Любовь из благодарности...

Валентин Суховский
    Иван Степанович вынес из горелого дома девочку, которая в беспамятстве прижимала к груди какую-то шкатулку. В шкатулку он не заглядывал полмесяца, всё выхаживал девочку от ожогов травами и маслами на травах. Но рубцы долго оставались на теле, как и боль в душе. что вырывалась ночами криками. Осенью она стала ходить с ним в лес по ягоды и грибы.
  Однажды на краю горы они вошли от дождя в пещеру. Вспышкой молнии озарилось что-то светлое в расщелине пещеры.
  - Как золото... прошептала Таня.
  - Только тонкой рукой может и можно что достать.
  Когда Таня почти вся улезла в расщелину, оголились бёдра и Степанович не вытерпел. Потом он, конечно извинялся.
    -Да что уж там , Вы мне жизнь спасли.
   На руках её блестели цепочка и серьги с камушками-цветочками на цепочках.
   - Похоже на то, что у меня в шкатулке от бабушки осталось.
  - Ну, уж каяться , так до конца. Над этой пещерой был карниз с отверстием. В пещеру я успел проводить тех. которых раскулачивали их хотели выслать, а в ту дыру толкал их преследователей и карниз этот тогда рухнул. Я вывел раскулаченных и какое-то время переждал с ними  в лесной избушке, а потом провёл тропами в соседнюю волость.
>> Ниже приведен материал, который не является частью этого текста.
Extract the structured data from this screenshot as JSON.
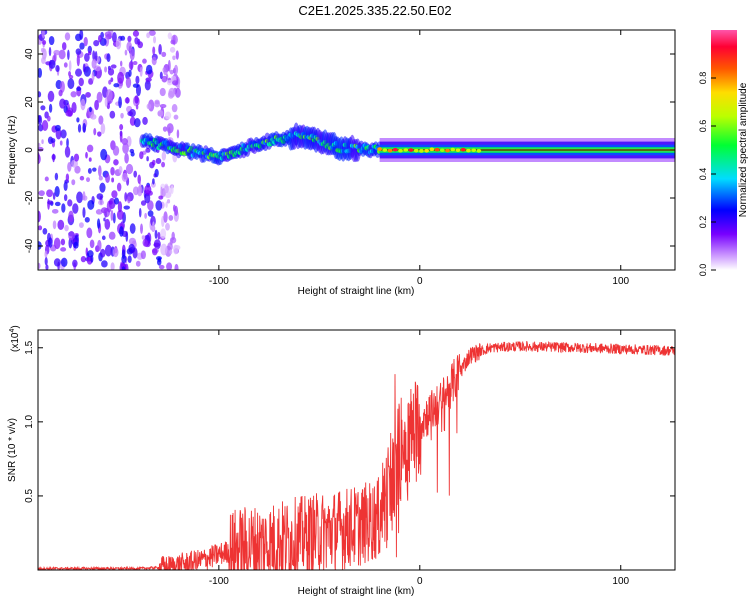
{
  "title": "C2E1.2025.335.22.50.E02",
  "chart_data": [
    {
      "type": "heatmap",
      "xlabel": "Height of straight line (km)",
      "ylabel": "Frequency (Hz)",
      "xlim": [
        -190,
        127
      ],
      "ylim": [
        -50,
        50
      ],
      "xticks": [
        -100,
        0,
        100
      ],
      "xtick_labels": [
        "-100",
        "0",
        "100"
      ],
      "yticks": [
        -40,
        -20,
        0,
        20,
        40
      ],
      "ytick_labels": [
        "-40",
        "-20",
        "0",
        "20",
        "40"
      ],
      "colorbar": {
        "label": "Normalized spectral amplitude",
        "range": [
          0,
          1
        ],
        "ticks": [
          0,
          0.2,
          0.4,
          0.6,
          0.8
        ],
        "tick_labels": [
          "0.0",
          "0.2",
          "0.4",
          "0.6",
          "0.8"
        ]
      },
      "regions": [
        {
          "name": "noise",
          "x_range": [
            -190,
            -120
          ],
          "f_range": [
            -50,
            50
          ],
          "amplitude": [
            0.05,
            0.25
          ]
        },
        {
          "name": "wandering-signal",
          "x_range": [
            -138,
            -20
          ],
          "f_center": [
            4,
            0,
            -3,
            3,
            6,
            1,
            0
          ],
          "amplitude": [
            0.3,
            0.6
          ]
        },
        {
          "name": "stable-line",
          "x_range": [
            -20,
            127
          ],
          "f_center": 0,
          "amplitude": [
            0.6,
            0.95
          ]
        }
      ]
    },
    {
      "type": "line",
      "xlabel": "Height of straight line (km)",
      "ylabel": "SNR (10 * v/v)",
      "y_multiplier": "(x10",
      "y_exponent": "4",
      "xlim": [
        -190,
        127
      ],
      "ylim": [
        0,
        1.62
      ],
      "xticks": [
        -100,
        0,
        100
      ],
      "xtick_labels": [
        "-100",
        "0",
        "100"
      ],
      "yticks": [
        0.5,
        1.0,
        1.5
      ],
      "ytick_labels": [
        "0.5",
        "1.0",
        "1.5"
      ],
      "color": "#ee3333",
      "trend_x": [
        -190,
        -140,
        -125,
        -110,
        -90,
        -75,
        -60,
        -45,
        -30,
        -20,
        -15,
        -10,
        0,
        10,
        18,
        25,
        35,
        50,
        80,
        127
      ],
      "trend_y": [
        0.01,
        0.01,
        0.02,
        0.06,
        0.15,
        0.18,
        0.22,
        0.26,
        0.3,
        0.35,
        0.55,
        0.8,
        1.0,
        1.12,
        1.3,
        1.45,
        1.5,
        1.51,
        1.5,
        1.48
      ]
    }
  ]
}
  - Бабушка за Вас молилась. спасителем называла . Моя мать после смерти бабушки уже после войны вернулась на родину, к ней, как  к сестре фронтовика орденоносца изменилось отношение односельчан. Правда дядя был израненный и умер в конце сороковых, от него  остались две дочери, одна была симпатичная на лицо. но хромая.
   - Я на ней был женат, но дети не пережили голодные сорок шестой и сорок седьмой годы, а мать их так плакала по ним, так убивалась, что ненамного их пережила.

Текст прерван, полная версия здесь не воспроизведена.